NASA scientists rejoice, as the first-ever CubeSats launched into the depths of space are alive and responding. At 12:15 p.m. PST (7:15 p.m. GMT) on 5 May 2018, the first signal was received and then another one followed at 1:58 p.m. PST (8:58 p.m. GMT). This is an excellent sign as engineers can now undergo a series of checks as the two CubeSats enter their cosmic cruise.
Mars Cube One, also known as MarCO, is a pair of briefcase-sized satellites that were launched along with NASA’s InSight mission on the 5 May 2018. InSight, launched from the Vandenberg Air Force Base in California, United States, will be the first Martian probe focussed on understanding the interior of the Red Planet based on its thermal and seismic activity.
The twin MarCO CubeSats is doing something different to InSight, however. Rather than collecting the data about Mars, which is what InSight will be doing, the CubeSats will follow InSight lander and test out miniature spacecraft technologies along the way.
After their launch, both CubeSats were programmed to unfold their solar panels and then report information regarding its health back to Earth. “Both MarCO-A and B say ‘Polo!’ It’s a sign that the little sats are alive and well,” says Andy Klesh, chief engineer for the MarCO mission at NASA’s Jet Propulsion Laboratory in Pasadena, California, which built the twin spacecraft.

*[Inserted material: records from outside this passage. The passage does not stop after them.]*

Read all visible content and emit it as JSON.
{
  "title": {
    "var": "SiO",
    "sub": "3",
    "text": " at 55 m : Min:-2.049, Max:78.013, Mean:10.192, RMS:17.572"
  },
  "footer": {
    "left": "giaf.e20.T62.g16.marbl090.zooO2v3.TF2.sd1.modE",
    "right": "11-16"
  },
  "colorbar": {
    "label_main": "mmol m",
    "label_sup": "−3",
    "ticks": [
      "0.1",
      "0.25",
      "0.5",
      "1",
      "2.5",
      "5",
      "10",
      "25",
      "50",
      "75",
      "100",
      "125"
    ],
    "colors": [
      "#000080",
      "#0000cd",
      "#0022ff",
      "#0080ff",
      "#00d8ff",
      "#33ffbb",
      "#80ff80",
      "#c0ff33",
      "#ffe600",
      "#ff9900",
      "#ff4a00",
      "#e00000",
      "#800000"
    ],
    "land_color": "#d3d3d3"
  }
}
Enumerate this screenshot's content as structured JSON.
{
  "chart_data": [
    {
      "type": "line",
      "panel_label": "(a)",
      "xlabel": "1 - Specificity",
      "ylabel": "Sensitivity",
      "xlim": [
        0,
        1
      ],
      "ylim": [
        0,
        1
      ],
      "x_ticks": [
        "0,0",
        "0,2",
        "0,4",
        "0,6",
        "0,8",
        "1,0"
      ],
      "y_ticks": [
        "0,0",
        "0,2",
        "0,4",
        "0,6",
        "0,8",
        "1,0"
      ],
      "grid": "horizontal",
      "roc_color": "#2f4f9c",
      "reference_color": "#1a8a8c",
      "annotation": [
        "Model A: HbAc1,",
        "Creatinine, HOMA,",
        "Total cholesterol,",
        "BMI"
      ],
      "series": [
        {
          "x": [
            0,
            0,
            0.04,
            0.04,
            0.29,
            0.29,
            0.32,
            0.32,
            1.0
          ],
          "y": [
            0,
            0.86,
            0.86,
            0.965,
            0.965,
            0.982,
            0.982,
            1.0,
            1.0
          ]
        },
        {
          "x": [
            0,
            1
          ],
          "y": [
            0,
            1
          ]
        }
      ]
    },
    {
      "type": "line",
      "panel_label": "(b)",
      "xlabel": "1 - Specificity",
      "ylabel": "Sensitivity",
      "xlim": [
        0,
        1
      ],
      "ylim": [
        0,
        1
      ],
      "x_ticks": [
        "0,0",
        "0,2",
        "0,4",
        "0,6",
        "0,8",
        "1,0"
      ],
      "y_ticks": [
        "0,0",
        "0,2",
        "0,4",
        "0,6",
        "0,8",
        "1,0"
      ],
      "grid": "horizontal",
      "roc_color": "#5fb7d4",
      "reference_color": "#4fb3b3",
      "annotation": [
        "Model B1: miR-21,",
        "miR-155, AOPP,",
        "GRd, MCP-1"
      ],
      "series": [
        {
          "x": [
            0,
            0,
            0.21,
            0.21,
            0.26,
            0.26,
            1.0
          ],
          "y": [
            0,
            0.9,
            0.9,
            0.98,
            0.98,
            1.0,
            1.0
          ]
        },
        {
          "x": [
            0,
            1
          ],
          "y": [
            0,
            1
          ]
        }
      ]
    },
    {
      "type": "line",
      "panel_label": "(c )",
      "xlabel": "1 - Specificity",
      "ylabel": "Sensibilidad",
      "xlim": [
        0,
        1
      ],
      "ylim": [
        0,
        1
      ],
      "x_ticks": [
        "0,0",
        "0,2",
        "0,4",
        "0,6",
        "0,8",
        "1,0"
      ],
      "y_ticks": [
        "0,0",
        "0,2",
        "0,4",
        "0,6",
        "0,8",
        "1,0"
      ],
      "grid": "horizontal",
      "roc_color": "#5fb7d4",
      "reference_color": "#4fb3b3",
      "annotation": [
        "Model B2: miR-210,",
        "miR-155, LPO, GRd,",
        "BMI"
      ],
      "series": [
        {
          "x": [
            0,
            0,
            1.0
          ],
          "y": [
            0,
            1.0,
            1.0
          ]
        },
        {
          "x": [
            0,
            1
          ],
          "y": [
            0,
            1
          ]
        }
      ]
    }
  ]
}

The computers that make up each MarCO CubeSat hadn’t been turned on since mid-March. This was when it was tested at California Polytechnic State University, San Luis Obispo, and prepared for launch by Tyvak Nano-Satellite Systems of Irvine, California. What was needed in order to prove successful should not be underestimated for the pair of CubeSats – the batteries had to retain enough charge to ensure the solar panels deploy, stabilise their attitude, turn towards the Sun and finally turn their radio systems on.
In the next couple of weeks, the MarCO CubeSats will be undergoing tests to assess their performances. Obviously space can be a harsh place, peppered with unfiltered radiation. If they survive this environment, the pair of spacecrafts will fly over Mars during InSight’s entry, descent and landing in November 2018. With special antennas attached, InSight’s intense ‘Seven Minutes of Terror’ will be carefully watched as it does the dangerous descent to the Red Planet.
CubeSats were originally invested so that engineer students can learn the ways in which spacecrafts are built. In recent times, they tend to be utilised by private companies and research institutions as an easy access route to space. CubeSats are just one kind of ‘SmallSat’, which is a much broader range of satellites organised by weight class. CubeSats are normally under 15 kilograms (33 pounds), and can even weigh as little as roughly 2.5 kilograms (five pounds). With their design being distinctively modular, it is easy to relatively generic plug-in parts, as opposed to having to buy specialised parts of the spacecraft.
NASA is very keen on learning about the experimental systems onboard MarCO, including their folding high-gain antennas, attitude controls and propulsion systems. “We’re nervous but excited,” says Joel Krajewski of JPL, MarCO’s project manager. “A lot of work went into designing and testing these components so that they could survive the trip to Mars and relay data during InSight’s landing. But our broader goal is to learn more about how to adapt CubeSat technologies for future deep-space missions.”
On InSight’s arrival at Mars, the data relay back to Earth from this lander is not reliant on MarCO. This is because NASA’s Mars Reconnaissance Orbiter will help with the data relay, along with other Earth-based astronomy telescope. However, if all goes well, MarCO could provide a strong case for future NASA missions to use these ‘bring-your-own black boxes’.